The financial, emotional, even physical security of the son rests squarely on the shoulders of his father. What could possibly be more manly than providing all of the above for your kin? …
Here’s the problem with the modern, liberal man — he can never fully provide that sense of security for his family, because he doesn’t believe that he can provide it for himself.
Liberals don’t believe in the ultimate concept of self-reliance, which is why they look to the government for stability. Extravagant welfare programs, the near impossibility of getting fired on the public dole and an increasingly complicated tax code are all products of the same deeply rooted concept that man cannot provide for himself.
Liberals simply believe that man is not good enough. Indomitable spirits be damned! That’s why most college students are liberal. Living on a diet of Kraft Dinners and Mountain Dew would make anyone yearn for somebody else to step in and take the reins. Instead of looking to a dietician they reach for Uncle Sam (and a keg).
When a child can see this belief in his dad’s world view, it makes him uneasy to the core. Words like “Everything’s going to be okay” ring completely hollow because children understand that daddy doesn’t even believe himself that he can make everything okay. That’s why daddy votes for Democrats.
Every manly icon the West has ever admired has embodied the very spirit of American independence. …
The truth is, that the spirit of the great American man is dying. In the age of entitlement mindsets and a perpetually defeatist attitude, if we don’t pro-actively pass the concept of independent self-reliance on to our children it could be lost forever.
Crowder’s essay required all those ellipses because of his failed attempts to be funny, but his larger point is correct.

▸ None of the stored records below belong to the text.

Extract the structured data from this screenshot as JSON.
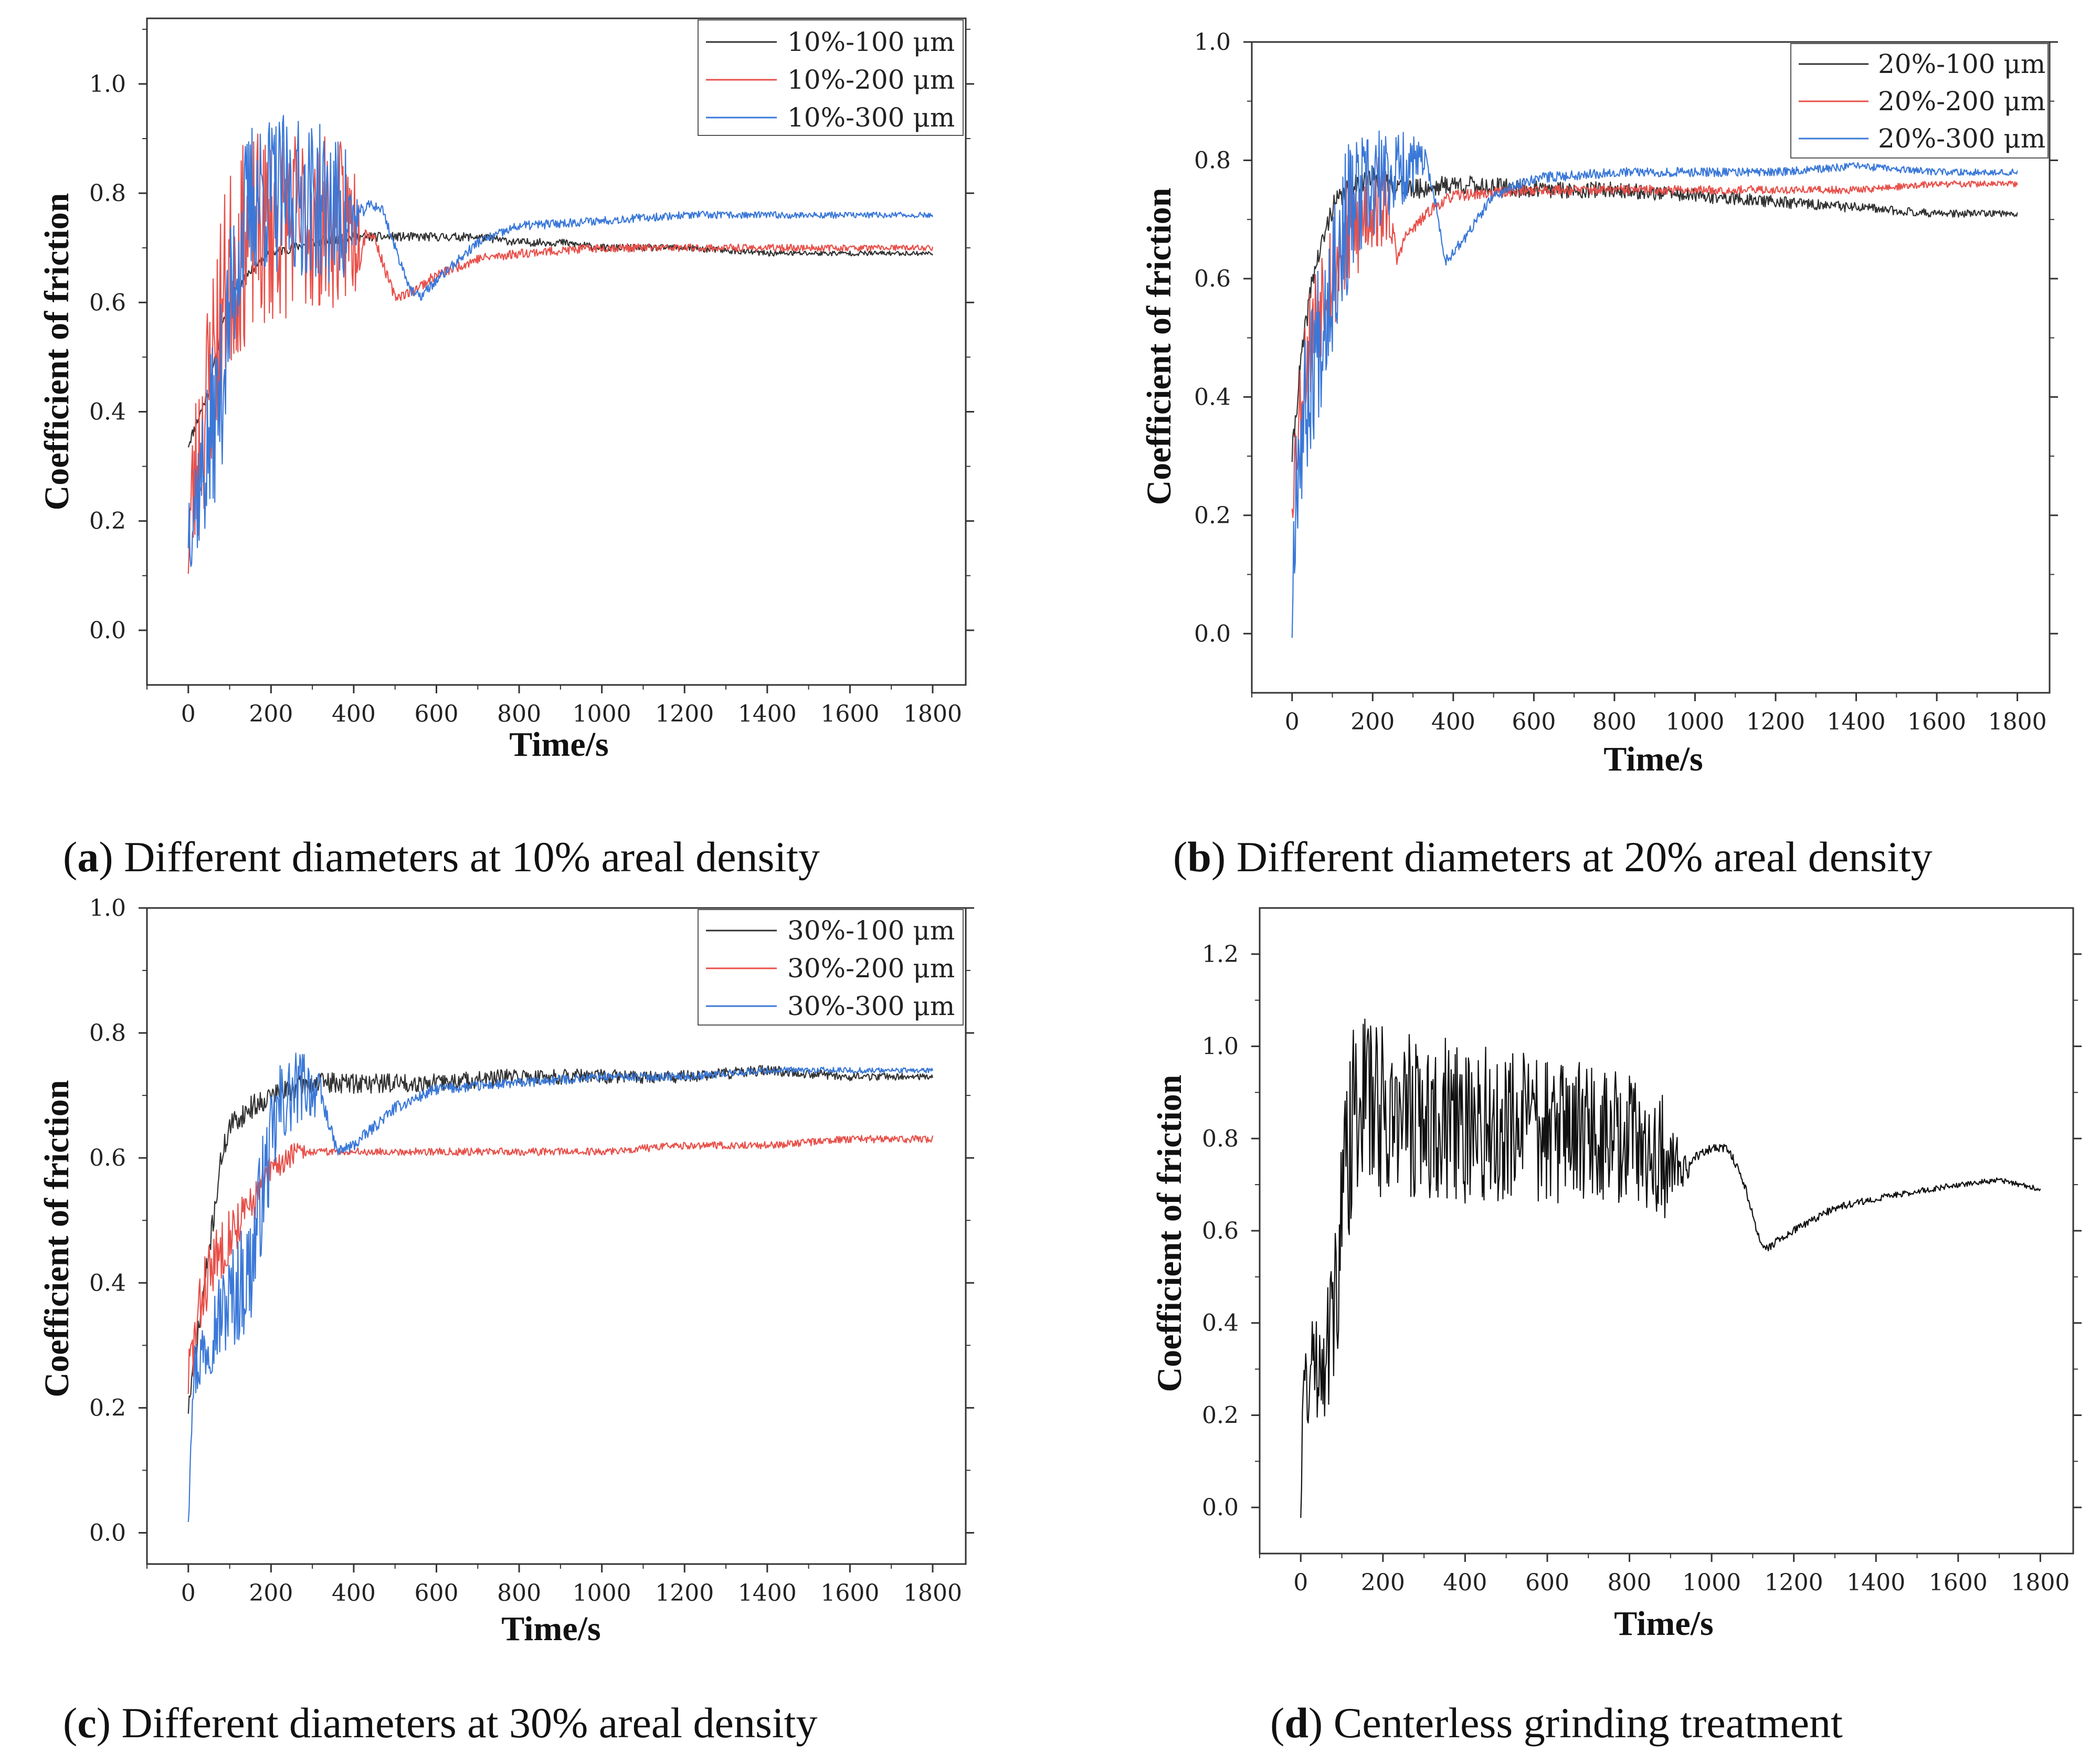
{
  "chart_data": [
    {
      "id": "a",
      "type": "line",
      "caption_letter": "a",
      "caption_text": "Different diameters at 10% areal density",
      "xlabel": "Time/s",
      "ylabel": "Coefficient of friction",
      "xlim": [
        -100,
        1880
      ],
      "ylim": [
        -0.1,
        1.12
      ],
      "xticks": [
        "0",
        "200",
        "400",
        "600",
        "800",
        "1000",
        "1200",
        "1400",
        "1600",
        "1800"
      ],
      "yticks": [
        "0.0",
        "0.2",
        "0.4",
        "0.6",
        "0.8",
        "1.0"
      ],
      "legend": "top-right",
      "series": [
        {
          "name": "10%-100 μm",
          "color": "#333333",
          "seed": 11,
          "points": [
            [
              0,
              0.34
            ],
            [
              20,
              0.38
            ],
            [
              50,
              0.44
            ],
            [
              80,
              0.55
            ],
            [
              110,
              0.62
            ],
            [
              150,
              0.66
            ],
            [
              200,
              0.69
            ],
            [
              300,
              0.71
            ],
            [
              400,
              0.72
            ],
            [
              500,
              0.72
            ],
            [
              600,
              0.72
            ],
            [
              700,
              0.72
            ],
            [
              800,
              0.71
            ],
            [
              900,
              0.71
            ],
            [
              1000,
              0.7
            ],
            [
              1200,
              0.7
            ],
            [
              1400,
              0.69
            ],
            [
              1600,
              0.69
            ],
            [
              1800,
              0.69
            ]
          ],
          "noise": [
            [
              0,
              0.01
            ],
            [
              1800,
              0.004
            ]
          ]
        },
        {
          "name": "10%-200 μm",
          "color": "#e8504a",
          "seed": 23,
          "points": [
            [
              0,
              0.18
            ],
            [
              30,
              0.35
            ],
            [
              60,
              0.5
            ],
            [
              100,
              0.66
            ],
            [
              150,
              0.72
            ],
            [
              250,
              0.75
            ],
            [
              400,
              0.74
            ],
            [
              450,
              0.72
            ],
            [
              480,
              0.65
            ],
            [
              500,
              0.61
            ],
            [
              540,
              0.62
            ],
            [
              600,
              0.65
            ],
            [
              700,
              0.68
            ],
            [
              800,
              0.69
            ],
            [
              1000,
              0.7
            ],
            [
              1200,
              0.7
            ],
            [
              1400,
              0.7
            ],
            [
              1600,
              0.7
            ],
            [
              1800,
              0.7
            ]
          ],
          "noise": [
            [
              0,
              0.15
            ],
            [
              60,
              0.2
            ],
            [
              400,
              0.15
            ],
            [
              430,
              0.01
            ],
            [
              1800,
              0.005
            ]
          ]
        },
        {
          "name": "10%-300 μm",
          "color": "#3a78d8",
          "seed": 37,
          "points": [
            [
              0,
              0.2
            ],
            [
              40,
              0.3
            ],
            [
              80,
              0.45
            ],
            [
              120,
              0.7
            ],
            [
              160,
              0.8
            ],
            [
              300,
              0.79
            ],
            [
              400,
              0.75
            ],
            [
              440,
              0.78
            ],
            [
              470,
              0.77
            ],
            [
              500,
              0.7
            ],
            [
              540,
              0.62
            ],
            [
              560,
              0.61
            ],
            [
              600,
              0.64
            ],
            [
              700,
              0.71
            ],
            [
              800,
              0.74
            ],
            [
              1000,
              0.75
            ],
            [
              1200,
              0.76
            ],
            [
              1400,
              0.76
            ],
            [
              1600,
              0.76
            ],
            [
              1800,
              0.76
            ]
          ],
          "noise": [
            [
              0,
              0.1
            ],
            [
              60,
              0.16
            ],
            [
              380,
              0.14
            ],
            [
              420,
              0.01
            ],
            [
              1800,
              0.005
            ]
          ]
        }
      ]
    },
    {
      "id": "b",
      "type": "line",
      "caption_letter": "b",
      "caption_text": "Different diameters at 20% areal density",
      "xlabel": "Time/s",
      "ylabel": "Coefficient of friction",
      "xlim": [
        -100,
        1880
      ],
      "ylim": [
        -0.1,
        1.0
      ],
      "xticks": [
        "0",
        "200",
        "400",
        "600",
        "800",
        "1000",
        "1200",
        "1400",
        "1600",
        "1800"
      ],
      "yticks": [
        "0.0",
        "0.2",
        "0.4",
        "0.6",
        "0.8",
        "1.0"
      ],
      "legend": "top-right",
      "series": [
        {
          "name": "20%-100 μm",
          "color": "#333333",
          "seed": 41,
          "points": [
            [
              0,
              0.3
            ],
            [
              20,
              0.45
            ],
            [
              50,
              0.6
            ],
            [
              100,
              0.72
            ],
            [
              150,
              0.76
            ],
            [
              200,
              0.77
            ],
            [
              300,
              0.75
            ],
            [
              400,
              0.76
            ],
            [
              600,
              0.75
            ],
            [
              800,
              0.75
            ],
            [
              1000,
              0.74
            ],
            [
              1200,
              0.73
            ],
            [
              1400,
              0.72
            ],
            [
              1600,
              0.71
            ],
            [
              1800,
              0.71
            ]
          ],
          "noise": [
            [
              0,
              0.02
            ],
            [
              1800,
              0.005
            ]
          ]
        },
        {
          "name": "20%-200 μm",
          "color": "#e8504a",
          "seed": 53,
          "points": [
            [
              0,
              0.25
            ],
            [
              30,
              0.45
            ],
            [
              80,
              0.6
            ],
            [
              150,
              0.68
            ],
            [
              200,
              0.73
            ],
            [
              240,
              0.72
            ],
            [
              260,
              0.63
            ],
            [
              280,
              0.67
            ],
            [
              350,
              0.72
            ],
            [
              400,
              0.74
            ],
            [
              600,
              0.75
            ],
            [
              800,
              0.75
            ],
            [
              1000,
              0.75
            ],
            [
              1200,
              0.75
            ],
            [
              1400,
              0.75
            ],
            [
              1600,
              0.76
            ],
            [
              1800,
              0.76
            ]
          ],
          "noise": [
            [
              0,
              0.08
            ],
            [
              100,
              0.12
            ],
            [
              230,
              0.08
            ],
            [
              260,
              0.01
            ],
            [
              1800,
              0.005
            ]
          ]
        },
        {
          "name": "20%-300 μm",
          "color": "#3a78d8",
          "seed": 67,
          "points": [
            [
              0,
              0.05
            ],
            [
              10,
              0.28
            ],
            [
              50,
              0.45
            ],
            [
              100,
              0.62
            ],
            [
              150,
              0.72
            ],
            [
              250,
              0.78
            ],
            [
              330,
              0.8
            ],
            [
              350,
              0.75
            ],
            [
              380,
              0.63
            ],
            [
              420,
              0.66
            ],
            [
              500,
              0.74
            ],
            [
              600,
              0.77
            ],
            [
              800,
              0.78
            ],
            [
              1000,
              0.78
            ],
            [
              1200,
              0.78
            ],
            [
              1400,
              0.79
            ],
            [
              1600,
              0.78
            ],
            [
              1800,
              0.78
            ]
          ],
          "noise": [
            [
              0,
              0.12
            ],
            [
              100,
              0.15
            ],
            [
              300,
              0.05
            ],
            [
              340,
              0.01
            ],
            [
              1800,
              0.005
            ]
          ]
        }
      ]
    },
    {
      "id": "c",
      "type": "line",
      "caption_letter": "c",
      "caption_text": "Different diameters at 30% areal density",
      "xlabel": "Time/s",
      "ylabel": "Coefficient of friction",
      "xlim": [
        -100,
        1880
      ],
      "ylim": [
        -0.05,
        1.0
      ],
      "xticks": [
        "0",
        "200",
        "400",
        "600",
        "800",
        "1000",
        "1200",
        "1400",
        "1600",
        "1800"
      ],
      "yticks": [
        "0.0",
        "0.2",
        "0.4",
        "0.6",
        "0.8",
        "1.0"
      ],
      "legend": "top-right",
      "series": [
        {
          "name": "30%-100 μm",
          "color": "#333333",
          "seed": 71,
          "points": [
            [
              0,
              0.2
            ],
            [
              30,
              0.35
            ],
            [
              60,
              0.5
            ],
            [
              80,
              0.6
            ],
            [
              100,
              0.65
            ],
            [
              150,
              0.68
            ],
            [
              200,
              0.7
            ],
            [
              300,
              0.72
            ],
            [
              400,
              0.72
            ],
            [
              600,
              0.72
            ],
            [
              800,
              0.73
            ],
            [
              1000,
              0.73
            ],
            [
              1200,
              0.73
            ],
            [
              1400,
              0.74
            ],
            [
              1600,
              0.73
            ],
            [
              1800,
              0.73
            ]
          ],
          "noise": [
            [
              0,
              0.02
            ],
            [
              1800,
              0.005
            ]
          ]
        },
        {
          "name": "30%-200 μm",
          "color": "#e8504a",
          "seed": 83,
          "points": [
            [
              0,
              0.25
            ],
            [
              40,
              0.4
            ],
            [
              100,
              0.48
            ],
            [
              150,
              0.52
            ],
            [
              200,
              0.58
            ],
            [
              260,
              0.61
            ],
            [
              400,
              0.61
            ],
            [
              600,
              0.61
            ],
            [
              800,
              0.61
            ],
            [
              1000,
              0.61
            ],
            [
              1200,
              0.62
            ],
            [
              1400,
              0.62
            ],
            [
              1600,
              0.63
            ],
            [
              1800,
              0.63
            ]
          ],
          "noise": [
            [
              0,
              0.06
            ],
            [
              200,
              0.03
            ],
            [
              300,
              0.006
            ],
            [
              1800,
              0.006
            ]
          ]
        },
        {
          "name": "30%-300 μm",
          "color": "#3a78d8",
          "seed": 97,
          "points": [
            [
              0,
              0.04
            ],
            [
              10,
              0.25
            ],
            [
              60,
              0.33
            ],
            [
              100,
              0.37
            ],
            [
              150,
              0.42
            ],
            [
              180,
              0.55
            ],
            [
              220,
              0.68
            ],
            [
              280,
              0.72
            ],
            [
              320,
              0.7
            ],
            [
              360,
              0.61
            ],
            [
              400,
              0.62
            ],
            [
              500,
              0.68
            ],
            [
              600,
              0.71
            ],
            [
              800,
              0.72
            ],
            [
              1000,
              0.73
            ],
            [
              1200,
              0.73
            ],
            [
              1400,
              0.74
            ],
            [
              1600,
              0.74
            ],
            [
              1800,
              0.74
            ]
          ],
          "noise": [
            [
              0,
              0.05
            ],
            [
              150,
              0.1
            ],
            [
              300,
              0.05
            ],
            [
              340,
              0.01
            ],
            [
              1800,
              0.004
            ]
          ]
        }
      ]
    },
    {
      "id": "d",
      "type": "line",
      "caption_letter": "d",
      "caption_text": "Centerless grinding treatment",
      "xlabel": "Time/s",
      "ylabel": "Coefficient of friction",
      "xlim": [
        -100,
        1880
      ],
      "ylim": [
        -0.1,
        1.3
      ],
      "xticks": [
        "0",
        "200",
        "400",
        "600",
        "800",
        "1000",
        "1200",
        "1400",
        "1600",
        "1800"
      ],
      "yticks": [
        "0.0",
        "0.2",
        "0.4",
        "0.6",
        "0.8",
        "1.0",
        "1.2"
      ],
      "legend": "none",
      "series": [
        {
          "name": "Centerless grinding",
          "color": "#111111",
          "seed": 131,
          "points": [
            [
              0,
              0.02
            ],
            [
              5,
              0.25
            ],
            [
              30,
              0.3
            ],
            [
              80,
              0.4
            ],
            [
              110,
              0.75
            ],
            [
              140,
              0.9
            ],
            [
              200,
              0.86
            ],
            [
              400,
              0.83
            ],
            [
              600,
              0.82
            ],
            [
              800,
              0.8
            ],
            [
              900,
              0.75
            ],
            [
              940,
              0.73
            ],
            [
              960,
              0.76
            ],
            [
              1000,
              0.78
            ],
            [
              1040,
              0.78
            ],
            [
              1080,
              0.7
            ],
            [
              1110,
              0.6
            ],
            [
              1130,
              0.56
            ],
            [
              1200,
              0.6
            ],
            [
              1300,
              0.65
            ],
            [
              1400,
              0.67
            ],
            [
              1600,
              0.7
            ],
            [
              1700,
              0.71
            ],
            [
              1800,
              0.69
            ]
          ],
          "noise": [
            [
              0,
              0.1
            ],
            [
              100,
              0.2
            ],
            [
              880,
              0.14
            ],
            [
              950,
              0.01
            ],
            [
              1800,
              0.005
            ]
          ]
        }
      ]
    }
  ]
}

There are two ironies in this piece. The first is that we have done this to ourselves to a large extent. Every generation is softer than the previous generation due to advances in technology and creature comforts, but that’s not what Crowder’s talking about. (Fortunately, since unlike the generation before me, I suck at athletics, I neither hunt nor fish, and I will never build an addition to any house.) Every single-parent household represents a failure, usually on the part of the father, to step up to his responsibilities once he made the mother of his children pregnant. The fact that everyone knows some children of single-parent families who turned out OK doesn’t mean that single-parent families generally turn out OK.
One of the comments on Crowder’s piece adds:
The self-absorption and self involvement I see in young people today starts with the parents being generally unavailable emotionally. Mothers walking, with their children asking a question, the mom relentlessly ignoring them and vigorously texting or scrolling on her phone. The young men being unable to show any respect or concern for any female, but still bonding heavily with the male group by verbal abuse of women, hooking up, no emotional content or commitment involved. Unable to become an adult because their role models were insecure, ineffective parents, in conjunction with an overbearing, intrusive government, and the overexposure to a relentless media showing parents as buffoons, plus foul-mouthed, violent, disrespectful videos. I couldn’t agree more…if you grow up insecure, you can’t make anyone else feel secure.
Men of my grandparents’ era were unlikely to have been able to define the term “emotionally unavailable,” and perhaps many of those fathers wouldn’t fit today’s definitions of proper parents. But society isn’t getting better in any meaningful sense, is it?
Here’s the second irony:

By the definition of his non-political life, Theodore Roosevelt unquestionably demonstrated the manly virtues, as an outdoorsman, big game hunter and officer in the Spanish-American War. He was also, according to accounts of the time, a doting father, except for the period when he bugged out for the West after the simultaneous birth of his daughter and death of his wife and mother.
By the definition of his political life, Roosevelt’s progressivism helped started us on the path we’re on now. I’m sure Roosevelt never intended for bigger government to replace families, but he wasn’t smart or foresighted enough to see that once the snowball started rolling, no force on Earth was going to stop government from getting bigger and bigger and bigger. I’m not sure Wisconsin’s own Fighting Bob La Follette, another giant of the Progressive Era, was smart enough to see that either, but apparently Bolshevik Bob was OK with that.
Someone claimed to prove this premise otherwise by claiming that such traditionally blue states as New York and California have higher incomes than now-red states. The fact is that such 1-percent liberals as Warren Buffett and Bill Gates not only came from stable families, but raised stable families themselves. Apparently personal conservatism allows you to be a liberal. As Margaret Thatcher pointed out, the facts of life are conservative.
Happy Thanksgiving? Certainly for nothing outside our own families.